Allah'ın bakışından utan ve ona de ki... Muhakkak ki karanlığı yaratan beni de görmektedir...

Ömer b. Hattâb -radıyallahu anhu- şöyle buyurmuştur: "Hayâsı az olanın takvası azalır, takvası az olanın kalbi ölür."
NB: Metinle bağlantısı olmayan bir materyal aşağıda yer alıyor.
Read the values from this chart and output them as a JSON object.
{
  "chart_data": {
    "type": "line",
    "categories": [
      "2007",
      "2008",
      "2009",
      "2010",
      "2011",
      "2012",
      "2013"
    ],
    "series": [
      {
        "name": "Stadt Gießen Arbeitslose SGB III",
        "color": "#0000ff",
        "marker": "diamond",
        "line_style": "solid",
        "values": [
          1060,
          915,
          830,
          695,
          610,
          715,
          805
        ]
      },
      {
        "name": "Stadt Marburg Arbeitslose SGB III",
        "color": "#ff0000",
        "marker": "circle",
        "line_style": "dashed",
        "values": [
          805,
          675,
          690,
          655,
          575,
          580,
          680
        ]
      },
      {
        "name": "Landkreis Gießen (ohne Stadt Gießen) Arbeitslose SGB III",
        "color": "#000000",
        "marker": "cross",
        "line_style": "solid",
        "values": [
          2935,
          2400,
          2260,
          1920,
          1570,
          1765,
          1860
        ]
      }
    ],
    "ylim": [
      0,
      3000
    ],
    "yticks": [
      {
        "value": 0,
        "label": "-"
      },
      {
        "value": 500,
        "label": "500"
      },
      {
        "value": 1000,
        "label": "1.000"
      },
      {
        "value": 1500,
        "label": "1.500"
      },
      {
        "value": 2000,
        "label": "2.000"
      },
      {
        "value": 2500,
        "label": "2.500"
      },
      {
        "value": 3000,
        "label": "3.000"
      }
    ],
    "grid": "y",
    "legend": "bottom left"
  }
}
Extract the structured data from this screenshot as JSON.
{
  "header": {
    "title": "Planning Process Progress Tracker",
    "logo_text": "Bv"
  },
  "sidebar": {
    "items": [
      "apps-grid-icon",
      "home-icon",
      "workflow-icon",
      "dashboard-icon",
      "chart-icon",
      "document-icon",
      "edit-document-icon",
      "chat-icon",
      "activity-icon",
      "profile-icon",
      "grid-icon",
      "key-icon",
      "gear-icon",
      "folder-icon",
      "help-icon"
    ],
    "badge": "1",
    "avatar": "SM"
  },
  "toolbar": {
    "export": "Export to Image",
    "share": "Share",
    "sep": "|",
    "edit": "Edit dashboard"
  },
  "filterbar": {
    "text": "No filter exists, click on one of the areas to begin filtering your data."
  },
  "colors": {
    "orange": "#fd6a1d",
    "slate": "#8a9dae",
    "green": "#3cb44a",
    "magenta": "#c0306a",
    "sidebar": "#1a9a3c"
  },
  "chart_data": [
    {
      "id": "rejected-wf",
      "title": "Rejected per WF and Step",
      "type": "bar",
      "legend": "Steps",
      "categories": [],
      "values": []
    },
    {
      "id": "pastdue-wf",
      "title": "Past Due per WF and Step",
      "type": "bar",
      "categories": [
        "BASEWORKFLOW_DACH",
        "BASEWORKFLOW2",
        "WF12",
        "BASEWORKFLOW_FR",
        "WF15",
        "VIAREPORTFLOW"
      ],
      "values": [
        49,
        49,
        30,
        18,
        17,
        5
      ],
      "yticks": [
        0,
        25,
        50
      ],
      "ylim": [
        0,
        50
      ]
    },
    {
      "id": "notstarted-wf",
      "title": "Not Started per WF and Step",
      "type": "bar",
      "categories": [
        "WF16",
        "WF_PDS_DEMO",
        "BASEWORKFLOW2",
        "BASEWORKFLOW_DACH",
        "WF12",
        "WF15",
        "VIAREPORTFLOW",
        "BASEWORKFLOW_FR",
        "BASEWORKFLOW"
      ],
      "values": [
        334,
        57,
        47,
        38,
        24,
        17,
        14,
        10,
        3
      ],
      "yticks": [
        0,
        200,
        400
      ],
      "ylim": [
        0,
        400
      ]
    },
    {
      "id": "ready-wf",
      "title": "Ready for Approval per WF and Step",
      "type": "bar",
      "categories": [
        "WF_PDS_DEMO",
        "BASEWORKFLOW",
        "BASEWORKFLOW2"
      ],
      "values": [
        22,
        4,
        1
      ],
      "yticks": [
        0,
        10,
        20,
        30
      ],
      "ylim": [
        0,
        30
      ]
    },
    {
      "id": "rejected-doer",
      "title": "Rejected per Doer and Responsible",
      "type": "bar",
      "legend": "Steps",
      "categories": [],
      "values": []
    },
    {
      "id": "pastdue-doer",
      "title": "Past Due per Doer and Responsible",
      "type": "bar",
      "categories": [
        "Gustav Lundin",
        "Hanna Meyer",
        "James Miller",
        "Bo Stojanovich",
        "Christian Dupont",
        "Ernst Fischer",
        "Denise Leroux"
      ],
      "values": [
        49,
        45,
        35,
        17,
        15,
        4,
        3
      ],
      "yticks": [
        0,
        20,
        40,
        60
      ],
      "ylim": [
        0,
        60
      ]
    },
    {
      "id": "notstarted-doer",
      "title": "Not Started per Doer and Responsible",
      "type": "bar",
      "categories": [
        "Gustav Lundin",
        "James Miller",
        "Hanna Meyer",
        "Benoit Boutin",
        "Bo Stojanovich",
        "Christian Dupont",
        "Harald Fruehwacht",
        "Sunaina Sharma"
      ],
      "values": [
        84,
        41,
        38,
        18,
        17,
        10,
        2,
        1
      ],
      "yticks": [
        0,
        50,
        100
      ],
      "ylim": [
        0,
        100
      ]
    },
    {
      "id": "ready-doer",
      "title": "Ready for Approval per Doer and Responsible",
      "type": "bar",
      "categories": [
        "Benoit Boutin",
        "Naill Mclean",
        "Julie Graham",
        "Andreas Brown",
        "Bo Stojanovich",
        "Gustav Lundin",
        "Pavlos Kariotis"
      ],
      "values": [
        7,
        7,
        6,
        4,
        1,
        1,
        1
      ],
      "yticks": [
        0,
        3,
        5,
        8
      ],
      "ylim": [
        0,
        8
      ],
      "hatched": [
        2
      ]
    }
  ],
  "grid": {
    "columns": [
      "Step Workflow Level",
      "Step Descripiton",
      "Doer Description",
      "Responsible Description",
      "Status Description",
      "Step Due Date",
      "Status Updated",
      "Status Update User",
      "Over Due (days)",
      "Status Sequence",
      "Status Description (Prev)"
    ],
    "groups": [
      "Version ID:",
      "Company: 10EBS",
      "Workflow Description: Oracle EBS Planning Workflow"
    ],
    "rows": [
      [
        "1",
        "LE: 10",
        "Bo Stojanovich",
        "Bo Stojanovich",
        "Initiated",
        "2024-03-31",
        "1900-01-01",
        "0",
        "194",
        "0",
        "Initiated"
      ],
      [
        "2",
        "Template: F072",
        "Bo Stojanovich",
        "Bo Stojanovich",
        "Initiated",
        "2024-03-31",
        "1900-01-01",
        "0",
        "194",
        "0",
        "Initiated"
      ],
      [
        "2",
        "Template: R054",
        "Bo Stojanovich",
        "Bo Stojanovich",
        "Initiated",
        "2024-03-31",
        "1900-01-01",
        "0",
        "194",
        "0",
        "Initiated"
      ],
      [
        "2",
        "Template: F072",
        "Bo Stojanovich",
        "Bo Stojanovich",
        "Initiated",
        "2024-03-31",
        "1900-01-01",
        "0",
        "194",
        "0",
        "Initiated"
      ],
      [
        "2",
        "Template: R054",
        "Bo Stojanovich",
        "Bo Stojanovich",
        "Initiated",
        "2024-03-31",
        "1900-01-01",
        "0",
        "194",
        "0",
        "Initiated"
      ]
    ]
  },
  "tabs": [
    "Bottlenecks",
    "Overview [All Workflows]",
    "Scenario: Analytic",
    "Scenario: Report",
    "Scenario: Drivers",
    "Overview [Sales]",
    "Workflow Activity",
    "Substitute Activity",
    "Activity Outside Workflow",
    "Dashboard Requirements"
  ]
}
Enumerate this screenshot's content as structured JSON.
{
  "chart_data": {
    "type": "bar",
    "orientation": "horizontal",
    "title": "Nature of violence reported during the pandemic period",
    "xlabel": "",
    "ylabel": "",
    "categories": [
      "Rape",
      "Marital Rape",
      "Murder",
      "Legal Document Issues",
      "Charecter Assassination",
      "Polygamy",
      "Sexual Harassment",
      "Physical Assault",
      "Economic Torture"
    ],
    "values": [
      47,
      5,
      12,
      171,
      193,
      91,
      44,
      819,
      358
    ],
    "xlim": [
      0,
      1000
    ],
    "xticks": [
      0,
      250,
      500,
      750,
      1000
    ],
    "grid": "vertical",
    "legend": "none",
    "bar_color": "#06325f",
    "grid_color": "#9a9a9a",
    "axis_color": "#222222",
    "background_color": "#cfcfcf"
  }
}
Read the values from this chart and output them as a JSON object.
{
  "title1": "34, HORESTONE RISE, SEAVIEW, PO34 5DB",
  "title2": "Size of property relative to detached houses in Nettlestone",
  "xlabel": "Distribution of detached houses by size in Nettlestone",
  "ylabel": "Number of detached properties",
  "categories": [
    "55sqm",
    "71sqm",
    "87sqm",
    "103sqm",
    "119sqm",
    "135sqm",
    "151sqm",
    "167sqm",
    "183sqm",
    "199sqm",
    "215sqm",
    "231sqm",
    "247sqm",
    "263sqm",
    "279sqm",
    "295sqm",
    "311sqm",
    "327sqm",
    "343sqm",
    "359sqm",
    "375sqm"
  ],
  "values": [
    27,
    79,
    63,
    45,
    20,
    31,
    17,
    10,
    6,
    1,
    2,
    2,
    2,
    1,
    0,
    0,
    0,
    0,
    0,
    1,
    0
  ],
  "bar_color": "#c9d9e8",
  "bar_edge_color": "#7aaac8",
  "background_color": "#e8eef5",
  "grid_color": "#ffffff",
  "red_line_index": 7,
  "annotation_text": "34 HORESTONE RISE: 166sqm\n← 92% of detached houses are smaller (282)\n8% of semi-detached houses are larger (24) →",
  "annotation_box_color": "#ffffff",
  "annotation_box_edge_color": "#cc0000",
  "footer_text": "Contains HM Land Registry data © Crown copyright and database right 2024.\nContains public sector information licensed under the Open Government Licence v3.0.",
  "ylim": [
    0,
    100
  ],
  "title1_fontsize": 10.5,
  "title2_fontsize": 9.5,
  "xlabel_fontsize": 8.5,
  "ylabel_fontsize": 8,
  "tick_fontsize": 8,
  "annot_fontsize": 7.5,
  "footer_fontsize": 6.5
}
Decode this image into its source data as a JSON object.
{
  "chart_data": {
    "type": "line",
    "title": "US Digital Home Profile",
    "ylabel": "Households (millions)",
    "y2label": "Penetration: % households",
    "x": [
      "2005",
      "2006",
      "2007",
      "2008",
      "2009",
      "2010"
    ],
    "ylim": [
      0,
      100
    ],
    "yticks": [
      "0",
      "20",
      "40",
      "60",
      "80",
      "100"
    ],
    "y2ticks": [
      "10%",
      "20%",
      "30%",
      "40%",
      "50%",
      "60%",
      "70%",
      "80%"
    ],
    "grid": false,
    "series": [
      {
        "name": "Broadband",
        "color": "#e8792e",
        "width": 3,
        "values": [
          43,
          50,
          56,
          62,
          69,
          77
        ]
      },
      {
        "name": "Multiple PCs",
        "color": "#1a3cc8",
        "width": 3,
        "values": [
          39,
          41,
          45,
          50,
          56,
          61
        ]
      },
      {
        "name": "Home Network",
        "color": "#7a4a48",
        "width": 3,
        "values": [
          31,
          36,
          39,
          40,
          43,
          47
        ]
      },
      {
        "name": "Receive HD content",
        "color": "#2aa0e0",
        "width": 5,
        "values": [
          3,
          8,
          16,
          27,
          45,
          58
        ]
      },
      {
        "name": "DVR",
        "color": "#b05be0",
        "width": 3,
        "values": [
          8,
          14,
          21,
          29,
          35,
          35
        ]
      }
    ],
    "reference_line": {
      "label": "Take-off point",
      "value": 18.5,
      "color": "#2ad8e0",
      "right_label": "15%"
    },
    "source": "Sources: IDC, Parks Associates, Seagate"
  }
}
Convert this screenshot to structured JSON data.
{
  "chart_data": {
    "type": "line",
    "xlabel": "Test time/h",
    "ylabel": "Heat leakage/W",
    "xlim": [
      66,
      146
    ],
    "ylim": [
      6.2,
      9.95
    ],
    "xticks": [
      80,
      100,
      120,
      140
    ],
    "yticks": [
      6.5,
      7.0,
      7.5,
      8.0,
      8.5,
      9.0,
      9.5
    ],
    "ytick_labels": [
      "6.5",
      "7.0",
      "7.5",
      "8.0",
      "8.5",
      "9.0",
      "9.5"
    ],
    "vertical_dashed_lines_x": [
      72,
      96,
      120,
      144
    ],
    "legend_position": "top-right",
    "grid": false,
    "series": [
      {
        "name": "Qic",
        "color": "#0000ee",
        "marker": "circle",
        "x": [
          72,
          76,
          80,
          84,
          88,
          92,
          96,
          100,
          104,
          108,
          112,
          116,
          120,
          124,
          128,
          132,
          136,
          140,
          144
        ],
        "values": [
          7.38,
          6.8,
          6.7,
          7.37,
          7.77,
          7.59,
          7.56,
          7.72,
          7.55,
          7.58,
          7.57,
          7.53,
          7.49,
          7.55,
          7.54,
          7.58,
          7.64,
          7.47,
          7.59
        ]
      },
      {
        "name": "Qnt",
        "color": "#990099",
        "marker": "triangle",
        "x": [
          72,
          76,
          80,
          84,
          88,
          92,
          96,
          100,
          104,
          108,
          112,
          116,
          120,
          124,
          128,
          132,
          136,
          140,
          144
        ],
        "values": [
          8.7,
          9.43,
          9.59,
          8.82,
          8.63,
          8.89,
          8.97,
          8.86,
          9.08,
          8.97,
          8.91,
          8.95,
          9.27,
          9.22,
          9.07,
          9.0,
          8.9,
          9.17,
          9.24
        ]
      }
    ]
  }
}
İbn Dakîkul'Îyd -Allah ona rahmet etsin- şöyle demiştir: "Hayâ, hâlâ övülür, tavsiye edilir ve emredilir. İlk peygamberlerin şeriatlerinde de neshedilmemiştir."

Son olarak...

Allah -Subhânehû ve Teâlâ- cennet kadınlarını vasfederken şöyle buyurmuştur: (Oralarda bakışlarını sadece eşlerine çevirmiş dilberler vardır.) [Rahmân Suresi: 56] Yani: Sadece kocalarına bakarlar. Ardından da zerafetlerini ve güzelliklerini şöyle anlatmıştır: (Sanki onlar yakut ve mercandırlar.) [Rahmân Suresi: 58] İffet ve hayâ sıfatlarını, zerafet ve güzellik sıfatlarından önce zikretmiştir. Çünkü iffet ve hayâsı olmayan kadının güzelliğinin bir kıymeti yoktur.

Günahlara verilen cezalardan birinin de, hayânın ve yüz paklığının gitmesi olduğu söylenmiştir. Rasûlullah -sallallahu aleyhi ve sellem- şöyle buyurmuştur: "ilk beygamberlerden beri insanların onlardan duyduğu sözlerden biri de; Eğer utanmıyorsan dilediğini yap." sözüdür.'' [Buhârî rivayet etmiştir].

Gecelerin sonunda ne olacağından korkmuyorsan... Ve utanmıyorsan, o zaman ne dilersen onu yap...

İnsan hayâlı olduğu sürece hayırlı yaşar... Ağacın kabuğu var olduğu sürece, dalı da kalacaktır...

Unutma ki, Allah'ın en çok nefret ettiği kimselerden biri de, Allah'ın günahını örttüğü halde günah işleyerek geceleyen kimsenin, sabahleyin Allah'ın onun üzerindeki örtüsünü kaldırmasıdır.

Allah'ım! Bize katından bir hayâ ihsan eyle. Görünen, görünmeyen, gizli ve açık bütün durumlarda senden hakkıyla haşyet duymamız hususunda bizi muvaffak kıl.